Site Collection Sizing
25 to 100GB “A site collection should not exceed 100 GB unless it is the only site collection in the database. Certain site collection actions, such as site collection backup/restore or Move-SPSite, cause large Microsoft SQL Server® operations which can have performance impact or fail if other Site collections are active in the same database.”
Database
Published recommendations go from 2007 as 100GB content databases and in SharePoint 2010 looking at 200GB with possibilities of up to 1TB with careful non-collaborative workloads like documents and records repositories. “We strongly recommended limiting the size of content databases to 200 GB to help ensure system performance. Content database sizes up to 1 terabyte is supported only for large, single-site repositories and archives with non-collaborative I/O and usage patterns, such as Records Centers.”
Storage
While structurally the blobs are better managed and more scalable, the fundamental storage story has changed a bit. We had EBS support with SharePoint 2007 SP1, but implementing anything was complex and many cautions against doing anything unless you had support with a vendor and even then, proceed with extreme caution. With SharePoint 2010 and SQL 2008 R2 we have a better story with RBS (Remote Blob Storage) essentially handled transparently by SQL. SharePoint 2010 is happy to have SQL store its blobs on external storage using a provider mechanism.
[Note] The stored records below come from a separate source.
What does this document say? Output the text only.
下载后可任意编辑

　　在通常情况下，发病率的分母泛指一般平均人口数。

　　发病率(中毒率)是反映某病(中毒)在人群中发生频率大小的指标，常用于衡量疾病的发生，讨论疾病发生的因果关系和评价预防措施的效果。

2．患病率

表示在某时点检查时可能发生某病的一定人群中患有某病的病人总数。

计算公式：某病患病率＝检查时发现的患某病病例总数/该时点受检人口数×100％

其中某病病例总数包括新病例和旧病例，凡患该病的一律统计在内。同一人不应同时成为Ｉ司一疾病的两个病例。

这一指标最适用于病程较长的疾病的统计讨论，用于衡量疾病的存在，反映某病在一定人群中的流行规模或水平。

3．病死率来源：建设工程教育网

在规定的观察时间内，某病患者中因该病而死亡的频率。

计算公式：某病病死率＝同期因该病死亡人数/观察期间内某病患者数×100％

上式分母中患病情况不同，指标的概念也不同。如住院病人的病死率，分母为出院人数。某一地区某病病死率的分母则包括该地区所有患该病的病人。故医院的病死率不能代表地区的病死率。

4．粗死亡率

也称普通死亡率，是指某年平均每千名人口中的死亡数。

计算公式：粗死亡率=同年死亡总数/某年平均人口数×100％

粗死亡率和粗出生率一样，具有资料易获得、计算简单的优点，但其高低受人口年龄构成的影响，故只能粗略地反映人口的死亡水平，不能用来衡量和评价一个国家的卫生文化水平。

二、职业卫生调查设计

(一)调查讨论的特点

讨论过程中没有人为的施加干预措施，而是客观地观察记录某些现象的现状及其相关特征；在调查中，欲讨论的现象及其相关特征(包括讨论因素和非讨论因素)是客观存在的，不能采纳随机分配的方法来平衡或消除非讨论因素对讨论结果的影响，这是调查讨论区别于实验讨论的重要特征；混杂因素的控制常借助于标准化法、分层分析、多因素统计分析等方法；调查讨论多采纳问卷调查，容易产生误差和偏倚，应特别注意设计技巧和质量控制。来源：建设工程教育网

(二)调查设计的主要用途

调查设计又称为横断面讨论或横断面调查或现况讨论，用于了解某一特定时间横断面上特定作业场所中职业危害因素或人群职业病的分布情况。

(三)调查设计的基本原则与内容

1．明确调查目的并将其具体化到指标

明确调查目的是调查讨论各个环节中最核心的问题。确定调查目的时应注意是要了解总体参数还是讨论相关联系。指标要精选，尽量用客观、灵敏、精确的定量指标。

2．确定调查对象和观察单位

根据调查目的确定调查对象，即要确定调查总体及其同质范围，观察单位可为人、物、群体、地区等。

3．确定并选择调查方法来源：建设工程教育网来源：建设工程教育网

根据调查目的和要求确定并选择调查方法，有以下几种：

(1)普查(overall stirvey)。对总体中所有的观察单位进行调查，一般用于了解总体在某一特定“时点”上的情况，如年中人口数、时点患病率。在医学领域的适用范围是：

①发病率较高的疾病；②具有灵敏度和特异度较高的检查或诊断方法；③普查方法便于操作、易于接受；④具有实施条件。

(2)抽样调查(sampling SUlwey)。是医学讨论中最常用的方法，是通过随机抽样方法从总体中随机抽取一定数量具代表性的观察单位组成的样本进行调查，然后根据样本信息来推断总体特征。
Databases per Web App & App Pools per Server
Knowing people are using 64 bit hardware you’ll see a few recommendations simply based on a better scale with SQL and IIS. Examples of this are the numbers of databases per web app and the number of app pools per server which totally depends on the RAM on the box. SharePoint 2010 by default does not use less memory than SharePoint 2007. For example with App Pools, “This limit is dependent largely upon: 1) The amount of RAM allocated to the front end server 2) The workload that the farm is serving – the user base and the usage characteristics (the process of a single highly active application pools can reach 10 GB or more)”
Index Sizing
“SharePoint Search supports index partitions, which each contain a subset of the entire search index. The recommended maximum is 10 million items for a given partition. The overall recommended maximum number of items: e.g., people, list items, documents, Web pages, etc., is 100 million.”